We dropped in on the spanking new operation on an industrial estate to find the cosiest little unpiratical tap, serving signature beer Madchester Cream and other cask brews featuring toffee or bananas – none of which really shivered our timbers, but it’s early days. There is a dynamism here to succeed in a crowded, competitive market (recent brewery closures have included Middleton’s Wilson Potter and the brilliant Quantum from Stockport).
My New Year resolution is to try to roadtest all the new brews on your behalf and report back.
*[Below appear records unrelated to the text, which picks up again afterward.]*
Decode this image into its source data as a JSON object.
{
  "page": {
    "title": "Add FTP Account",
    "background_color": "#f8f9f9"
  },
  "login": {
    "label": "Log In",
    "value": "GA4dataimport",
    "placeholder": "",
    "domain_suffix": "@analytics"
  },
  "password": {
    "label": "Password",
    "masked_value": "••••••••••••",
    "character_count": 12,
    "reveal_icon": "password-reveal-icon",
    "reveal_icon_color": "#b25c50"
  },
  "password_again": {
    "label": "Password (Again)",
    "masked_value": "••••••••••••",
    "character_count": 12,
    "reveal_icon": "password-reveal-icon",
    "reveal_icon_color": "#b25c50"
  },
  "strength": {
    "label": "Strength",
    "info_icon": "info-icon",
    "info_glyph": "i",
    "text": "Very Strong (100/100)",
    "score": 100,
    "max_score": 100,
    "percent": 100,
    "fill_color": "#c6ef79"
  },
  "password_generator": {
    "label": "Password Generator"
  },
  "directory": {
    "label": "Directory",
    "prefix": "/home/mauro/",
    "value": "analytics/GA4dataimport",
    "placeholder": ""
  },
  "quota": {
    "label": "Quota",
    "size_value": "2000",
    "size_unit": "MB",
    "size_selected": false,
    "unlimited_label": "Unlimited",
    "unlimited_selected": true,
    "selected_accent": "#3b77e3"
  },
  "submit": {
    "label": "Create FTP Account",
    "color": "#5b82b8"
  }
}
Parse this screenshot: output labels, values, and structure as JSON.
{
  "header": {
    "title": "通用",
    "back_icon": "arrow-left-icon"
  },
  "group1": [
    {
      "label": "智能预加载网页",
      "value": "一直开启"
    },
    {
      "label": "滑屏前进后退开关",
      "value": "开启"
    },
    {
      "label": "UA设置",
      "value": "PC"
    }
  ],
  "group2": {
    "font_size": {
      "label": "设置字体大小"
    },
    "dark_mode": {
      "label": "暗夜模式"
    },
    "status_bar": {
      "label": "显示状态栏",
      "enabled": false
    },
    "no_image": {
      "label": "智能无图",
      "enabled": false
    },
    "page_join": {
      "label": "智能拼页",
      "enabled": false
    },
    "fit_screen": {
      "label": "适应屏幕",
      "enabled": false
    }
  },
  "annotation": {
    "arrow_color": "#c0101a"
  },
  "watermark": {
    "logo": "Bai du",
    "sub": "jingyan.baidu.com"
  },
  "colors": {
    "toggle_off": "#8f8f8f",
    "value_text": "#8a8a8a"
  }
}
Wish me luck.
Need a perfect Christmas present for the pub lover in your life?
The Pub by Pete Brown (Penguin £22.50, much cheaper on Amazon).
The scope of this beautifully illustrated book is captured in its subtitle: “A Cultural Institution – from Country Inns to Craft Beer Bars and Corner Locals”. Its full of diverse discoveries, even for an inveterate hostelry hound like me. From Beerwolf Books in Falmouth, Cornwall, a “bookshop with an arty beatnik sensibility in a pub with leaning to craft beer” to The Pig’s Nose Inn at East Prowle, Devon, a pub “so good I’m reluctant to tell you where it is or how to get there”. Why’s that? You’ll have to buy the book to find out – I’m definitely going there! Nearer home good to see our own Briton’s Protection getting an admiring profile too.